Question

The daily dinner bills in a local restaurant are normally distributed with a mean of $28 and a standard deviation of $6. What are the minimum value of the bill that is greater than 95% of the bills?

Answer 1

The minimum value of the bill that is greater than 95% of the bills is $37.87.

Explanation:

When the distribution is normal, we use the z-score formula.

In a set with mean
`\mu` and standard deviation
`\sigma`, the zscore of a measure X is given by:

`Z = (X - \mu)/(\sigma)`

The Z-score measures how many standard deviations the measure is from the mean. After finding the Z-score, we look at the z-score table and find the p-value associated with this z-score.

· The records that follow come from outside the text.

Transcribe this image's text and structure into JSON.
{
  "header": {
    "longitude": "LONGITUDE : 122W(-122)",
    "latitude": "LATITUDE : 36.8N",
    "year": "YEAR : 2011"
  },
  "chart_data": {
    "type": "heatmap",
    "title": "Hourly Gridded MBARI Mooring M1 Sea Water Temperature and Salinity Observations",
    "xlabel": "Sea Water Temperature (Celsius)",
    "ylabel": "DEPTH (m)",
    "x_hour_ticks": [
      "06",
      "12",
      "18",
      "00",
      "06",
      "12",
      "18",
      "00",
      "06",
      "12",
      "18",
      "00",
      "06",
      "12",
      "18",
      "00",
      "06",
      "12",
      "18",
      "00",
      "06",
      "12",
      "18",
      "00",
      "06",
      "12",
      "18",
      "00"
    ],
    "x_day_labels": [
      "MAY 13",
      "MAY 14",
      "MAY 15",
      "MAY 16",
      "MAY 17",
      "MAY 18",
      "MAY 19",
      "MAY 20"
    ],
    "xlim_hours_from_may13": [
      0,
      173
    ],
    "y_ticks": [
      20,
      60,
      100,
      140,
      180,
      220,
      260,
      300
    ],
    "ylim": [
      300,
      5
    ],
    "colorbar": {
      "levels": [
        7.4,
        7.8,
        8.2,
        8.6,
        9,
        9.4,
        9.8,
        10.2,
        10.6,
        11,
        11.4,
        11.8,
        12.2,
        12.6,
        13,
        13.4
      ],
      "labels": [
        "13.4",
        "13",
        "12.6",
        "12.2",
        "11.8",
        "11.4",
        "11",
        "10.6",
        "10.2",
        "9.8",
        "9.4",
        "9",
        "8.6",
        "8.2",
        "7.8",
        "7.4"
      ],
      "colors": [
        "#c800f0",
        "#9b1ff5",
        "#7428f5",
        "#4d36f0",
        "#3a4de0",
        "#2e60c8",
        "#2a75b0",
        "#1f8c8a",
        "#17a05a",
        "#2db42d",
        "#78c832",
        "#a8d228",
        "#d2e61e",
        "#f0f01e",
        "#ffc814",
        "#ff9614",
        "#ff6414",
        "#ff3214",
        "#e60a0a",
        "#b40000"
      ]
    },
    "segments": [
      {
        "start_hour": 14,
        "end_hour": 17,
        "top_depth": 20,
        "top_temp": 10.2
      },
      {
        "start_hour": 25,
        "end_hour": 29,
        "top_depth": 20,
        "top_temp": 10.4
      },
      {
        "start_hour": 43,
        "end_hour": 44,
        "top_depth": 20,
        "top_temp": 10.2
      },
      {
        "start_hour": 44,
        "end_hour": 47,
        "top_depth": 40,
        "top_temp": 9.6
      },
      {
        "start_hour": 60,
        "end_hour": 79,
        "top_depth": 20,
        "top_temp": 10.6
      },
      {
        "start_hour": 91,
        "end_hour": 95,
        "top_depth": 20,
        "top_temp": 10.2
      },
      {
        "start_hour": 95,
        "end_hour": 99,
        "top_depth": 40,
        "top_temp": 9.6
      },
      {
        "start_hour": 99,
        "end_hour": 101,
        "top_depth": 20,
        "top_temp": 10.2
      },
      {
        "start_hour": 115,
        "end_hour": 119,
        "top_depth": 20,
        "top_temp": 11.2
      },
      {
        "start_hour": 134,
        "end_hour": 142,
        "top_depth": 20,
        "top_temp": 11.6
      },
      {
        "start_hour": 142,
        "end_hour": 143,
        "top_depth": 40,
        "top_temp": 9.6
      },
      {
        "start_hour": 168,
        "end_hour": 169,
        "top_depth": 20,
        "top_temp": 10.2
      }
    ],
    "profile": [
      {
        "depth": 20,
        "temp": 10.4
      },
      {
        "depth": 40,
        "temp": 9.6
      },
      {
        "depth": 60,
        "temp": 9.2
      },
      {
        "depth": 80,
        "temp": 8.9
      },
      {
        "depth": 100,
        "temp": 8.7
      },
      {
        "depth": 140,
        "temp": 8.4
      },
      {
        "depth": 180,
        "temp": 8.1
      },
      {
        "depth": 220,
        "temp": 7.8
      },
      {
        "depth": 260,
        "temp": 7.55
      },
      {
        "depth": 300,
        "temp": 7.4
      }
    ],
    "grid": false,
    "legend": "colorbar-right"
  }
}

This p-value is the probability that the value of the measure is smaller than X, that is, the percentile of X. Subtracting 1 by the pvalue, we get the probability that the value of the measure is greater than X.

In this question, we have that:

`\mu = 28, \sigma = 6`

What are the minimum value of the bill that is greater than 95% of the bills?

This is the 95th percentile, which is X when Z has a pvalue of 0.95. So X when Z = 1.645.

`Z = (X - \mu)/(\sigma)`

`1.645 = (X - 28)/(6)`

`X - 28 = 6*1.645`

`X = 37.87`

The minimum value of the bill that is greater than 95% of the bills is $37.87.